Address institutional cisheteronormativity

Despite their explicit anti-discriminatory policies and regulations, universities often include pockets of cisheteronormative resistance that may require an extra effort to identify and change. An example of that is a simple mechanism for students who wish to change their names in student IDs or email addresses, something that is much appreciated by trans and other students who may wish to change their names so that it matches their gender identity. In universities where there may be gender-segregated accommodation, students who transition should be able to easily be relocated to accommodation that fits their gender identity. Another simple measure is to ensure that all toilets on campus are gender-neutral to facilitate access to trans, non-binary and other gender non-conforming students.

Safe spaces

There are various ways through which higher education spaces can be made safer for LGBTQ+ students. An important one is to ensure that staff are  trained and feel confident in respect of LGBTQ+ issues.
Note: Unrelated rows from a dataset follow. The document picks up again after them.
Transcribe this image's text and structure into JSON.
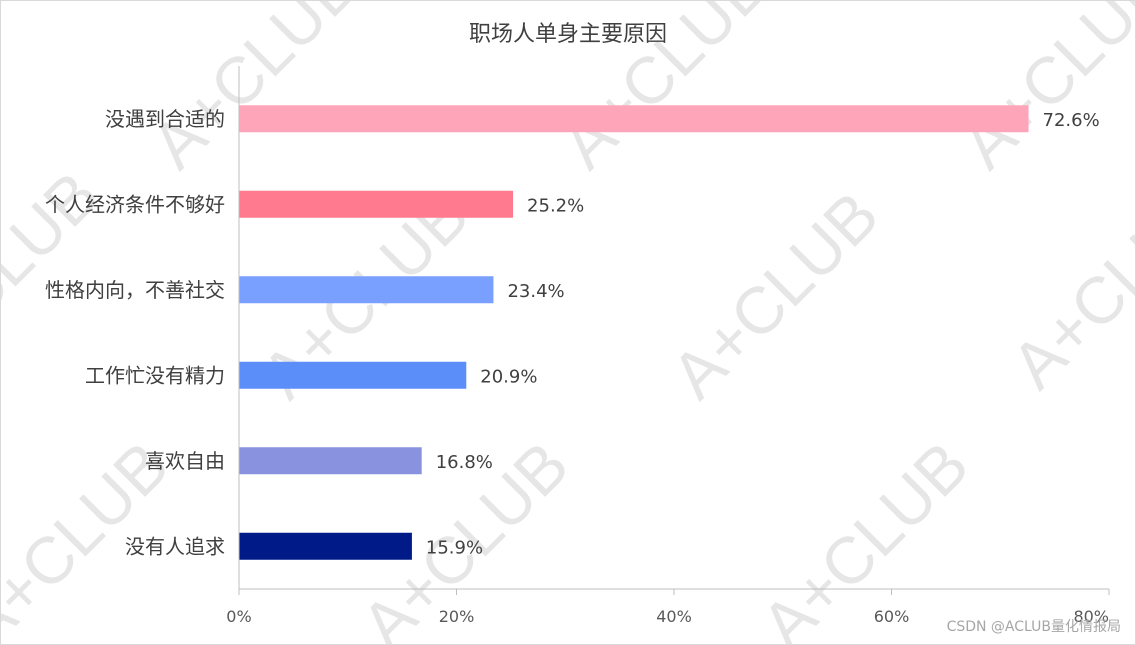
{
  "chart_data": {
    "type": "bar",
    "orientation": "horizontal",
    "title": "职场人单身主要原因",
    "categories": [
      "没遇到合适的",
      "个人经济条件不够好",
      "性格内向，不善社交",
      "工作忙没有精力",
      "喜欢自由",
      "没有人追求"
    ],
    "values": [
      72.6,
      25.2,
      23.4,
      20.9,
      16.8,
      15.9
    ],
    "value_labels": [
      "72.6%",
      "25.2%",
      "23.4%",
      "20.9%",
      "16.8%",
      "15.9%"
    ],
    "bar_colors": [
      "#FFA5BA",
      "#FF7A8E",
      "#7AA0FF",
      "#5B8EF8",
      "#8892DE",
      "#001B87"
    ],
    "xlim": [
      0,
      80
    ],
    "xticks": [
      0,
      20,
      40,
      60,
      80
    ],
    "xtick_labels": [
      "0%",
      "20%",
      "40%",
      "60%",
      "80%"
    ],
    "xlabel": "",
    "ylabel": "",
    "grid": false,
    "legend": "none"
  },
  "watermark": {
    "text": "A+CLUB",
    "color": "#bfbfbf"
  },
  "footer": {
    "credit": "CSDN @ACLUB量化情报局"
  }
}
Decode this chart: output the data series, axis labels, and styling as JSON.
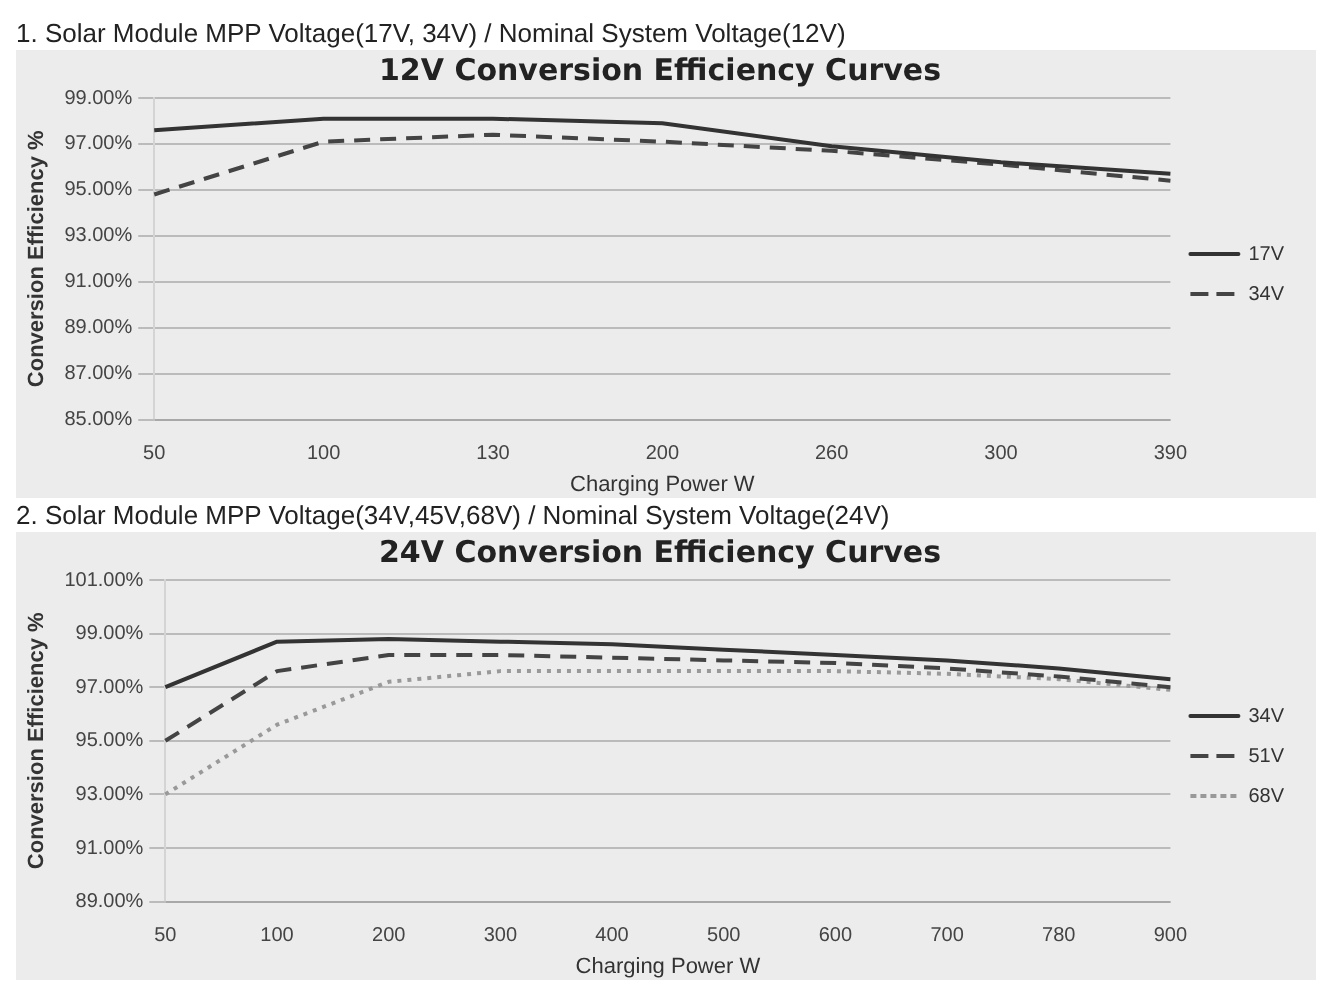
{
  "chart_data": [
    {
      "type": "line",
      "subtitle": "1.   Solar Module MPP Voltage(17V, 34V) / Nominal System Voltage(12V)",
      "title": "12V Conversion Efficiency Curves",
      "xlabel": "Charging Power W",
      "ylabel": "Conversion Efficiency %",
      "categories": [
        "50",
        "100",
        "130",
        "200",
        "260",
        "300",
        "390"
      ],
      "ylim": [
        85,
        99
      ],
      "yticks": [
        {
          "value": 85,
          "label": "85.00%"
        },
        {
          "value": 87,
          "label": "87.00%"
        },
        {
          "value": 89,
          "label": "89.00%"
        },
        {
          "value": 91,
          "label": "91.00%"
        },
        {
          "value": 93,
          "label": "93.00%"
        },
        {
          "value": 95,
          "label": "95.00%"
        },
        {
          "value": 97,
          "label": "97.00%"
        },
        {
          "value": 99,
          "label": "99.00%"
        }
      ],
      "grid": "y",
      "legend": "right",
      "marker": "none",
      "series": [
        {
          "name": "17V",
          "color": "#333333",
          "line_style": "solid",
          "values": [
            97.6,
            98.1,
            98.1,
            97.9,
            96.9,
            96.2,
            95.7
          ]
        },
        {
          "name": "34V",
          "color": "#444444",
          "line_style": "dashed",
          "values": [
            94.8,
            97.1,
            97.4,
            97.1,
            96.7,
            96.1,
            95.4
          ]
        }
      ]
    },
    {
      "type": "line",
      "subtitle": "2. Solar Module MPP Voltage(34V,45V,68V) / Nominal System Voltage(24V)",
      "title": "24V Conversion Efficiency Curves",
      "xlabel": "Charging Power W",
      "ylabel": "Conversion Efficiency %",
      "categories": [
        "50",
        "100",
        "200",
        "300",
        "400",
        "500",
        "600",
        "700",
        "780",
        "900"
      ],
      "ylim": [
        89,
        101
      ],
      "yticks": [
        {
          "value": 89,
          "label": "89.00%"
        },
        {
          "value": 91,
          "label": "91.00%"
        },
        {
          "value": 93,
          "label": "93.00%"
        },
        {
          "value": 95,
          "label": "95.00%"
        },
        {
          "value": 97,
          "label": "97.00%"
        },
        {
          "value": 99,
          "label": "99.00%"
        },
        {
          "value": 101,
          "label": "101.00%"
        }
      ],
      "grid": "y",
      "legend": "right",
      "marker": "none",
      "series": [
        {
          "name": "34V",
          "color": "#333333",
          "line_style": "solid",
          "values": [
            97.0,
            98.7,
            98.8,
            98.7,
            98.6,
            98.4,
            98.2,
            98.0,
            97.7,
            97.3
          ]
        },
        {
          "name": "51V",
          "color": "#444444",
          "line_style": "dashed",
          "values": [
            95.0,
            97.6,
            98.2,
            98.2,
            98.1,
            98.0,
            97.9,
            97.7,
            97.4,
            97.0
          ]
        },
        {
          "name": "68V",
          "color": "#999999",
          "line_style": "dotted",
          "values": [
            93.0,
            95.6,
            97.2,
            97.6,
            97.6,
            97.6,
            97.6,
            97.5,
            97.3,
            96.9
          ]
        }
      ]
    }
  ]
}
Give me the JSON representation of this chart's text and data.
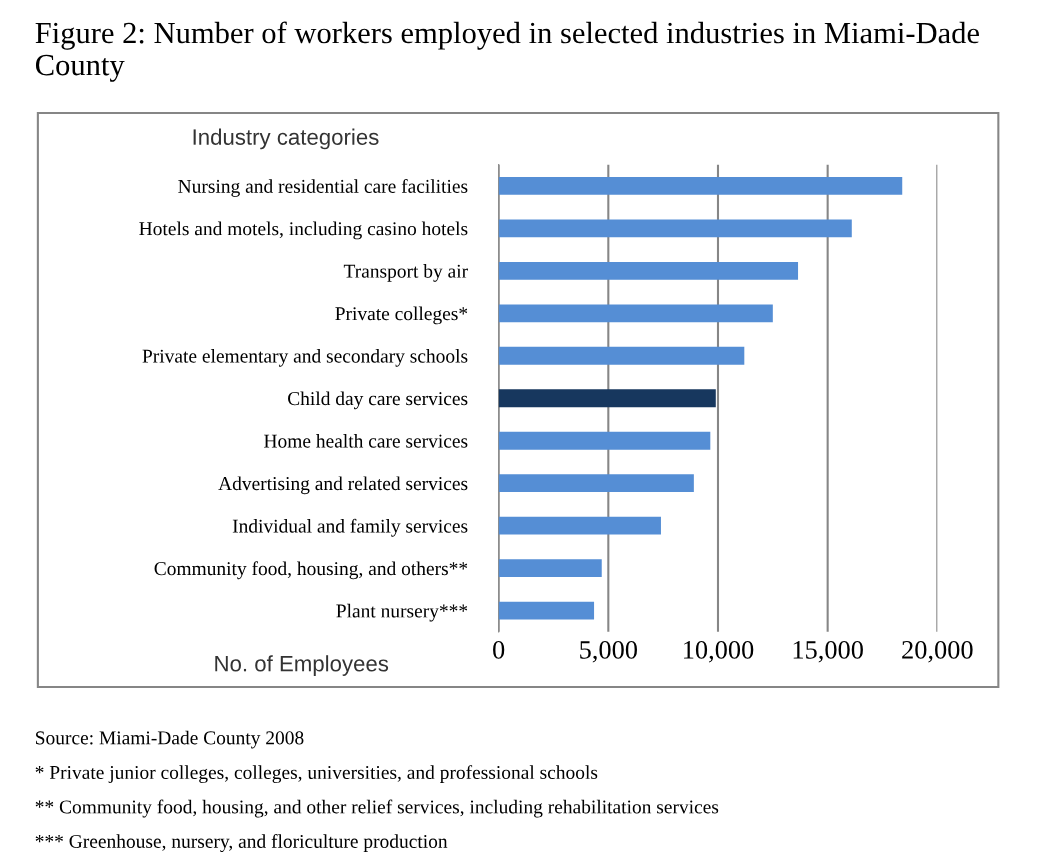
{
  "chart_data": {
    "type": "bar",
    "orientation": "horizontal",
    "title": "Figure 2: Number of workers employed in selected industries in Miami-Dade County",
    "ylabel": "Industry categories",
    "xlabel": "No. of Employees",
    "categories": [
      "Nursing and residential care facilities",
      "Hotels and motels, including casino hotels",
      "Transport by air",
      "Private colleges*",
      "Private elementary and secondary schools",
      "Child day care services",
      "Home health care services",
      "Advertising and related services",
      "Individual and family services",
      "Community food, housing, and others**",
      "Plant nursery***"
    ],
    "values": [
      18400,
      16100,
      13650,
      12500,
      11200,
      9900,
      9650,
      8900,
      7400,
      4700,
      4350
    ],
    "colors": [
      "#558ed5",
      "#558ed5",
      "#558ed5",
      "#558ed5",
      "#558ed5",
      "#17375e",
      "#558ed5",
      "#558ed5",
      "#558ed5",
      "#558ed5",
      "#558ed5"
    ],
    "xlim": [
      0,
      20000
    ],
    "xticks": [
      {
        "value": 0,
        "label": "0"
      },
      {
        "value": 5000,
        "label": "5,000"
      },
      {
        "value": 10000,
        "label": "10,000"
      },
      {
        "value": 15000,
        "label": "15,000"
      },
      {
        "value": 20000,
        "label": "20,000"
      }
    ],
    "grid": "x",
    "annotations": [
      "Source: Miami-Dade County 2008",
      "* Private junior colleges, colleges, universities, and professional schools",
      "** Community food, housing, and other relief services, including rehabilitation services",
      "*** Greenhouse, nursery, and floriculture production"
    ]
  }
}
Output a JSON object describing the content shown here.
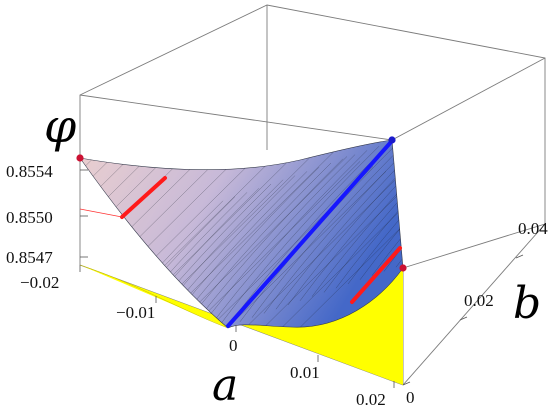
{
  "chart_data": {
    "type": "surface3d",
    "z_axis": {
      "label": "φ",
      "ticks": [
        {
          "value": 0.8554,
          "label": "0.8554"
        },
        {
          "value": 0.855,
          "label": "0.8550"
        },
        {
          "value": 0.8547,
          "label": "0.8547"
        }
      ],
      "range": [
        0.8547,
        0.8554
      ]
    },
    "x_axis": {
      "label": "a",
      "ticks": [
        {
          "value": -0.02,
          "label": "−0.02"
        },
        {
          "value": -0.01,
          "label": "−0.01"
        },
        {
          "value": 0,
          "label": "0"
        },
        {
          "value": 0.01,
          "label": "0.01"
        },
        {
          "value": 0.02,
          "label": "0.02"
        }
      ],
      "range": [
        -0.02,
        0.02
      ]
    },
    "y_axis": {
      "label": "b",
      "ticks": [
        {
          "value": 0,
          "label": "0"
        },
        {
          "value": 0.02,
          "label": "0.02"
        },
        {
          "value": 0.04,
          "label": "0.04"
        }
      ],
      "range": [
        0,
        0.05
      ]
    },
    "surface": {
      "domain": "triangle a ≥ −0.02, a ≤ 0.02, b ≤ 0.02 + ... (region bounded by projected base triangle)",
      "color_top": "#e8c6c6",
      "color_bottom": "#4a6fc8"
    },
    "base_projection_color": "#ffff00",
    "lines": [
      {
        "name": "blue",
        "color": "#1616ff"
      },
      {
        "name": "red-left",
        "color": "#ff1a1a"
      },
      {
        "name": "red-right",
        "color": "#ff1a1a"
      }
    ],
    "points": [
      {
        "color": "#cc1133"
      },
      {
        "color": "#cc1133"
      },
      {
        "color": "#1a1acc"
      }
    ],
    "grid": false,
    "box": true
  }
}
Training about unconscious bias or about more inclusive language can help staff in being prepared to engage in conversations about sexual minority issues, in communicating with their LGBTQ+ students confidently, or in challenging any instances of inappropriate language they may encounter. The Safe Zone project provides free resources that can be adapted and used to deliver training on LGBTQ+ inclusivity within organisations. Virtual spaces also deserve some consideration, and it is important that universities take the appropriate steps to minimise the occurrence of any trolling incidents (e.g. making any virtual LGBTQ+ spaces registration only). Furthermore, there should be straightforward and well-advertised mechanisms for reporting any trolling, hate crime or discrimination incidents within the organisation.

This is not an exhaustive list, but a review of some important aspects to consider in the pathway to the creation of more inclusive LGBTQ+ higher education spaces. Importantly, LGBTQ+ inclusivity work is not something that is accomplished at any given point, as many of the suggested actions above require ongoing will and effort. The matter of who is responsible for ensuring that necessary steps are taken needs to be carefully considered, and it should not be of the sole responsibility of specific people or groups of people (e.g. LGBTQ+ staff networks or out members of faculty). Rather, these responsibilities should be embedded into specific roles, including but not restricted to the universities’ senior leadership and EDI teams, to ensure continued investment and action.

Creating a more open and diverse university has wide reaching benefits. It creates a positive environment where everyone can be more authentically themselves and make the most of the educational opportunities they are offered, but it also has important reputational implications for the university. Having a clear and visibly supportive culture will attract students who might not be able to experience that openness elsewhere, as well as staff who might feel that the university understands the importance of supporting people from a range of backgrounds, therefore allowing it to attract talent unrestricted by discrimination concerns.